Dix huit mois, un emménagement et un changement de syndic plus tard, me revoilà pour vous conter un nouvel épisode du combat dans lequel beaucoup de copropriétaires de nos immeubles neufs d’Euroméditerranée sont contraints de s’engager. Une guerre épuisante mais nécessaire si nous voulons cesser d’être les gabians de la farce – et éviter que nos copropriétés neuves d’aujourd’hui ne prennent le chemin de l’habitat indigne de demain.

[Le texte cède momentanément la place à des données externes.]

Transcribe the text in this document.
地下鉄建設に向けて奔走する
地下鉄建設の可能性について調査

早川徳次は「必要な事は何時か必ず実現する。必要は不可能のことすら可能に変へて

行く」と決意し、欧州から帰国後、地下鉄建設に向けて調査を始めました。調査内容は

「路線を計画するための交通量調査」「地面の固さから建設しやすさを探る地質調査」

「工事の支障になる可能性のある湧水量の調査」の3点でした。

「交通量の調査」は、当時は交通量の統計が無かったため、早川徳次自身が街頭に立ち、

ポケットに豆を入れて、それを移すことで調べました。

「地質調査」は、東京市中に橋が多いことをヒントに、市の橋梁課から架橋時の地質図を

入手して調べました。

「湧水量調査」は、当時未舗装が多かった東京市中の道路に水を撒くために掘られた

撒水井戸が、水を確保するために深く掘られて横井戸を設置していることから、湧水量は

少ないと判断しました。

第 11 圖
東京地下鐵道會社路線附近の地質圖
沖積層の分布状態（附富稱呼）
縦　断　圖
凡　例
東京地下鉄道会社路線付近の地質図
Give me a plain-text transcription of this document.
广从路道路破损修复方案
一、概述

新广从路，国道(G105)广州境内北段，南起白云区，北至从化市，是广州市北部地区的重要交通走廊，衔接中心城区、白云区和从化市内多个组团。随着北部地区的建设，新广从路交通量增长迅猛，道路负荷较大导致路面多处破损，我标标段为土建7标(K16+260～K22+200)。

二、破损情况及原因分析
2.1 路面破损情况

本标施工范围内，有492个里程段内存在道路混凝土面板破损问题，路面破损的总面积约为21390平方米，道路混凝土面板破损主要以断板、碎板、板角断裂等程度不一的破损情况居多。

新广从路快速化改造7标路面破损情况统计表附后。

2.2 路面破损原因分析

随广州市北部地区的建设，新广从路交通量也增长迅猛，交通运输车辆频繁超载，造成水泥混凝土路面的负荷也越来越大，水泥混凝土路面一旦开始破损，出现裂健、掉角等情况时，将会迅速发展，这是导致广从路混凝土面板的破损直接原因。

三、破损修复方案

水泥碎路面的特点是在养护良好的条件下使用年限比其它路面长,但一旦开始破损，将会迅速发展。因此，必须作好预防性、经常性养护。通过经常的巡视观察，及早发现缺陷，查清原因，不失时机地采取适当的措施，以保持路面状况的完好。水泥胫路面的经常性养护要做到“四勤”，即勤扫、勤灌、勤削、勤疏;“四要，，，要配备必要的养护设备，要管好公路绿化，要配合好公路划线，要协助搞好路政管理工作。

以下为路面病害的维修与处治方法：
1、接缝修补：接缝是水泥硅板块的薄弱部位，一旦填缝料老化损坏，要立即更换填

Alors que d’aucuns emploient des méthodes plus que douteuses pour jeter le discrédit sur la profession de syndic , il est évident que le manque de professionnalisme et d’honnêteté de certains syndics fait aussi le lit de ces plateformes de gestion de non professionnels qui cherchent à s’accaparer le marché. Non réglementées, tenues par des novices et nettement moins gourmandes en véritables compétences en gestion immobilière, ces plateformes ont donc aujourd’hui le vent en poupe, même si l’on peut aisément entrevoir à terme quelques désenchantements et la disparition de nombre d’entre elles dans le cyberspace. Pour autant, la fameuse carte professionnelle délivrée par la Chambre de Commerce et d’Industrie ne saurait garantir à elle seule l’intégrité de certains syndics, qui entachent par là même la réputation de toute une profession. Récit.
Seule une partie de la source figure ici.